Barışçıl gösterilerin daha “etkili” olduğunu söylemek zırvadır. Sırf sokaklara çıkmak yeterli değildir. 1984’teki “Hemen Şimdi Doğrudan Seçimler” için sokak talepleri örneğini alın. Milyonlarca insan, askeri rejimin sonunda, başkanlık için doğrudan seçimlerin yapılmasını talep etmek için sokaklara çıkmıştı. “Doğrudan” kitle seferberliği oldukça düzenli ve barışçıl bir şekilde yaşama geçmişti. Peki ya sonuç? Halk için yenilgi. Sokaklardaki kalabalıklara karşın, düzenleme talebi doğrudan Kongre tarafından reddedildi ve Tancredo Neves, seçmenler kurulunun dolaylı oylarıyla başkan seçildi.

 

“Şiddet, tarihin ebesidir”

Halkın şiddeti direniştir -“isyan etmek meşrudur.” Ve gösterilerin tüm ülke çapına yayılmasının nedeni, Sao Paulo Valisi faşist Alckmin’in korkak saldırısı değildi. Bu gençliğin şiddet içeren yanıtıydı; pencerelerin kırılması, bankaların yağmalanması, otobüslerin yakılması… Bizler 1990’ların başlarında yüzlerimizi boyayarak Devlet Başkanı Fernando Collor’u suçladık ve istifaya zorladık, bunun üzerine yardımcısı görevi devraldı ve hiçbir şey değişmedi. Şimdi sıra gençlerin, onlar da yüzlerini kapatıyorlar, meclisi işgal ediyorlar ve Kongre salonlarını ele geçiriyorlar.

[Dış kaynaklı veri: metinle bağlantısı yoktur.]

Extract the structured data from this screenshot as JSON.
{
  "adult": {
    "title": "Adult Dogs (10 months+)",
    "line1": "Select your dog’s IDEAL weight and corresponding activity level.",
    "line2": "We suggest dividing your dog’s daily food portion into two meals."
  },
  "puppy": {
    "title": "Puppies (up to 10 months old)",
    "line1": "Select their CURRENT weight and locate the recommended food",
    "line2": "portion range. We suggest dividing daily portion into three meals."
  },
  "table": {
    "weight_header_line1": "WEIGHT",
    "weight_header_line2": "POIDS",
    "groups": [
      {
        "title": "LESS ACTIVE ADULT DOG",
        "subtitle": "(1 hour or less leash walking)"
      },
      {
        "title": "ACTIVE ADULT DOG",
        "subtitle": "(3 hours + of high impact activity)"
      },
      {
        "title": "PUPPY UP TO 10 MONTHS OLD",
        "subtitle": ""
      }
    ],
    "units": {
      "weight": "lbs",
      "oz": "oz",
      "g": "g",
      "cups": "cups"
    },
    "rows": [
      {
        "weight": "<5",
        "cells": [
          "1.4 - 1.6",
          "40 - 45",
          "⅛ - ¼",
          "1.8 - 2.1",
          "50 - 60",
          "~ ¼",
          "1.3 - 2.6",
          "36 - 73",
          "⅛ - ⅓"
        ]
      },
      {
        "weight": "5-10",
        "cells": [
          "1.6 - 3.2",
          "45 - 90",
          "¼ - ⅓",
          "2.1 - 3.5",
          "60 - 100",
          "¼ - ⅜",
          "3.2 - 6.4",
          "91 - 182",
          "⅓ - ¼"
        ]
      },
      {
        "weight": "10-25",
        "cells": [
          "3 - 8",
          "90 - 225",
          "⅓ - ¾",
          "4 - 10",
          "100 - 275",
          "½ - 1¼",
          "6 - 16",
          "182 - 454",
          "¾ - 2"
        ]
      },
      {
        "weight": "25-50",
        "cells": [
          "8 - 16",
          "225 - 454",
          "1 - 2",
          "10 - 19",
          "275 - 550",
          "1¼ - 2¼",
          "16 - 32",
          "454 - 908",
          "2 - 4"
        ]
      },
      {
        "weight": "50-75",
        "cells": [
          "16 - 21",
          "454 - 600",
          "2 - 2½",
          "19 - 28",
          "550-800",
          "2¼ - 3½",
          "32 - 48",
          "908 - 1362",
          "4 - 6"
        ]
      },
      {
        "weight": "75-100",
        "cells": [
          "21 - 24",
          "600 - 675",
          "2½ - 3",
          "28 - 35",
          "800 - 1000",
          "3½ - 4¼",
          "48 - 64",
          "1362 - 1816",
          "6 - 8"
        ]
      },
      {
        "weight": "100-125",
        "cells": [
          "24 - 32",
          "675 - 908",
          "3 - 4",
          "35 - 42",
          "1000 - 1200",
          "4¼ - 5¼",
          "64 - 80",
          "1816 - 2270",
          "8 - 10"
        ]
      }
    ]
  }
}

Tarih eski anıtların üzerine yapılan grafiti karalamalarıyla yeniden yazılıyor. Yanan bir arabanın etrafında dans eden kabile gençleri haykırıyor: Bizler Guarani-Kaiowas, Terenas, Tapebas, Mundurukus’uz. Bizler Brezilya halkıyız.

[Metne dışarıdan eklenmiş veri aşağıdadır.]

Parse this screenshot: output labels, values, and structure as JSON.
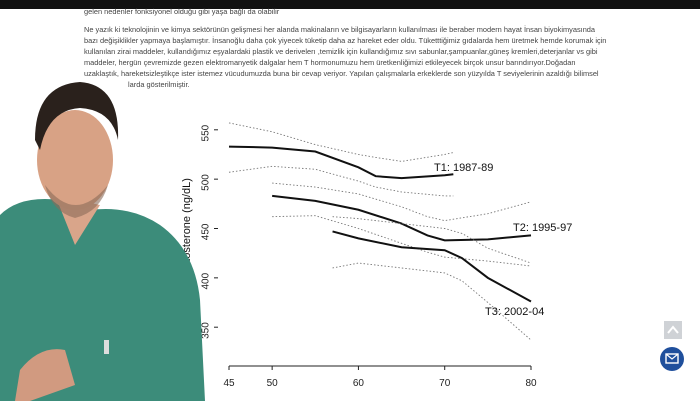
{
  "document": {
    "lines": [
      "gelen nedenler fonksiyonel olduğu gibi yaşa bağlı da olabilir",
      "Ne yazık ki teknolojinin ve kimya sektörünün  gelişmesi  her alanda makinaların ve bilgisayarların kullanılması ile beraber modern hayat  İnsan biyokimyasında",
      "bazı değişiklikler yapmaya başlamıştır. İnsanoğlu daha çok yiyecek tüketip daha az hareket eder oldu. Tüketttiğimiz gıdalarda hem üretmek hemde korumak için",
      "kullanılan zirai maddeler, kullandığımız eşyalardaki plastik ve derivelerı ,temizlik için kullandığımız sıvı sabunlar,şampuanlar,güneş kremleri,deterjanlar vs gibi",
      "maddeler, hergün çevremizde gezen elektromanyetik dalgalar hem T hormonumuzu hem üretkenliğimizi etkileyecek   birçok unsur barındırıyor.Doğadan",
      "uzaklaştık, hareketsizleştikçe ister istemez vücudumuzda buna bir cevap veriyor. Yapılan çalışmalarla  erkeklerde son yüzyılda  T seviyelerinin  azaldığı bilimsel",
      "larda gösterilmiştir."
    ]
  },
  "chart_data": {
    "type": "line",
    "y_label": "Testosterone (ng/dL)",
    "xlim": [
      45,
      80
    ],
    "xticks": [
      45,
      50,
      60,
      70,
      80
    ],
    "ylim": [
      335,
      565
    ],
    "yticks": [
      350,
      400,
      450,
      500,
      550
    ],
    "color": "#111111",
    "series": [
      {
        "name": "T1: 1987-89",
        "x": [
          45,
          50,
          55,
          60,
          62,
          65,
          70,
          71
        ],
        "values": [
          533,
          532,
          528,
          512,
          503,
          501,
          504,
          505
        ],
        "upper": [
          557,
          548,
          535,
          525,
          522,
          518,
          525,
          527
        ],
        "lower": [
          507,
          513,
          510,
          498,
          492,
          487,
          483,
          483
        ]
      },
      {
        "name": "T2: 1995-97",
        "x": [
          50,
          55,
          60,
          65,
          68,
          70,
          75,
          80
        ],
        "values": [
          483,
          478,
          469,
          455,
          443,
          438,
          439,
          443
        ],
        "upper": [
          496,
          492,
          485,
          472,
          462,
          458,
          465,
          477
        ],
        "lower": [
          462,
          463,
          450,
          435,
          426,
          421,
          417,
          412
        ]
      },
      {
        "name": "T3: 2002-04",
        "x": [
          57,
          60,
          65,
          70,
          72,
          75,
          80
        ],
        "values": [
          447,
          440,
          431,
          428,
          420,
          400,
          376
        ],
        "upper": [
          462,
          460,
          455,
          450,
          445,
          430,
          415
        ],
        "lower": [
          410,
          415,
          410,
          405,
          397,
          375,
          337
        ]
      }
    ]
  }
}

Bu daha başlangıç, özgürlüğümüzün destanını yazmaya yeni başladık. Böylesi bir anda yaşamak ne büyük bir mutluluk. Şimdi bitirmek zorundayım, çünkü benim dünya şu anda sokaklarda ve beni bekliyor.

“Benim adım kaos ve bu isim duvarlara yazılmış durumda.”